How does anything emerge out of life’s chaos to form a lasting pattern? Here, you needed Phuture’s Spanky and DJ Pierre and their manualless TB-303. But in order for it all to come together, you needed Tadao Kikumoto and of course Ron Hardy, who had changed the course of house music by the time he died of AIDS, only a few years later. You also needed the community of Black and queer Midwestern club kids who, after some coaxing, didn’t reject that alien sound but instead kept dancing to it. You even needed all the lounge acts who didn’t buy what was marketed to them as a “replace your bassist” box. The Roland TB-303 was a flop, discontinued in 1984 after a three-year run. Lack of commercial success kept it cheap enough for the experimentalists to afford.

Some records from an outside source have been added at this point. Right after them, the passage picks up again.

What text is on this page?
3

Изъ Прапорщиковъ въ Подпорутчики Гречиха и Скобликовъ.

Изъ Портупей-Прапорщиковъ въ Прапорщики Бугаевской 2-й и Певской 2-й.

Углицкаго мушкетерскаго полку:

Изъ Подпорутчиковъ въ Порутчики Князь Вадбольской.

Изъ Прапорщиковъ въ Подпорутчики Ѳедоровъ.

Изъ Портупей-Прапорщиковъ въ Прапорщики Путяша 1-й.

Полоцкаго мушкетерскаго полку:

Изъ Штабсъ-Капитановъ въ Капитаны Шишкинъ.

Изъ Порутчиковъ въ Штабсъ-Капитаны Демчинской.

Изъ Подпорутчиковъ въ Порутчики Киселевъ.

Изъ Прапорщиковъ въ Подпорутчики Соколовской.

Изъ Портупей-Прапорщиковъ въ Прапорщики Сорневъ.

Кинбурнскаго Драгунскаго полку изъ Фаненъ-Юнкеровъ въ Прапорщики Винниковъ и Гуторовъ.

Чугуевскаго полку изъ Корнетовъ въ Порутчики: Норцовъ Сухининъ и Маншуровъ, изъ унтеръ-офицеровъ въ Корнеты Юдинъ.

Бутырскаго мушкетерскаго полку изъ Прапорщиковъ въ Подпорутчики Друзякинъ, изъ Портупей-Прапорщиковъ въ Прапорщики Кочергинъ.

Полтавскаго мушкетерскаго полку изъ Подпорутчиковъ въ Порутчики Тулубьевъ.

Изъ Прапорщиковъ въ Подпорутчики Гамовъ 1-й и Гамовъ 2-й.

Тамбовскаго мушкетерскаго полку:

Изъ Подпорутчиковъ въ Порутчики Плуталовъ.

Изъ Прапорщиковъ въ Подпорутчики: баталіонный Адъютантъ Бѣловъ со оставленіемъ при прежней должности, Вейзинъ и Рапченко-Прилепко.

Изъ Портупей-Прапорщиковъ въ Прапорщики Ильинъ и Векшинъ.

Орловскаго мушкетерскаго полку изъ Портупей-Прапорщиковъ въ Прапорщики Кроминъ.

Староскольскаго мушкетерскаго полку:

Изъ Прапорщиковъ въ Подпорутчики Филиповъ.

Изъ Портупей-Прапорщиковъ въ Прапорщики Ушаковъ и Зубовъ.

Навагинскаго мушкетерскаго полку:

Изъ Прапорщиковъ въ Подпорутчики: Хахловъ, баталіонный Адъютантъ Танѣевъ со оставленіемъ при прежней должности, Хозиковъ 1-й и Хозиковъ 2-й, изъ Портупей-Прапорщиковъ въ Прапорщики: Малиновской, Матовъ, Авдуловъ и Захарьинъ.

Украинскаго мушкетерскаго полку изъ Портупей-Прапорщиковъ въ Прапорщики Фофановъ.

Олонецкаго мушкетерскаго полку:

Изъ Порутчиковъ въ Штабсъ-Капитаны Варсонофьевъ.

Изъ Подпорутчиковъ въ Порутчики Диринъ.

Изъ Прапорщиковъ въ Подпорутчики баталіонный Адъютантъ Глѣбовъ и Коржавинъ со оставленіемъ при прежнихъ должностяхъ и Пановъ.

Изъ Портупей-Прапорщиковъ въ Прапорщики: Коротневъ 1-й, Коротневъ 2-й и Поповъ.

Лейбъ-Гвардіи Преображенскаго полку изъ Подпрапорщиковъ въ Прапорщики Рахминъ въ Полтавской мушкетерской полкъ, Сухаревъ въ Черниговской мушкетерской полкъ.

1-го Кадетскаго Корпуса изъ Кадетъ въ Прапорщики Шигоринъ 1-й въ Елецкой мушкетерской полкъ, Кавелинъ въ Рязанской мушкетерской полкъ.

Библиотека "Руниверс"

Phuture’s 303 and Kakehashi’s 808 are prime examples of the thrilling things that can happen when musicians bend their (analog) tools into shapes the designers could never have imagined. John Cage upended the grand piano’s classical legacy simply by placing random objects on its strings to alter the sound, transforming his “prepared piano” into an unpredictable atonal instrument more like an eccentric gong. Try doing that with an iPad! Software is so much harder to hack, customize, or productively “break.” Yet over the last few years, a new wave of digital tools that offer truly new functionality have emerged, made possible by machine learning and artificial intelligence (AI).

AIs are calculators cursed with the ability to only see patterns, whether or not they are there. If you tell them what patterns you want (the pattern that forms around “Kate Middleton and her kids but Kate is the Monkey Christ, in the style of Picasso,” say), they will produce them, in constantly sharpening detail. The way they do this varies, although, like Kakehashi’s 808, most AIs start with white noise.

“Diffusion models” add random noise to images and, over time, learn how to remove noise from images—until they get so good at noise-removal that you can give them random noise and they’ll “remove” the noise until a completely new image is created. (Pareidolia, the tendency to perceive an image or pattern where there is none, such as hearing voices in radio static or seeing objects in a cloud, is the closest thing we have to experiencing an AI worldview.)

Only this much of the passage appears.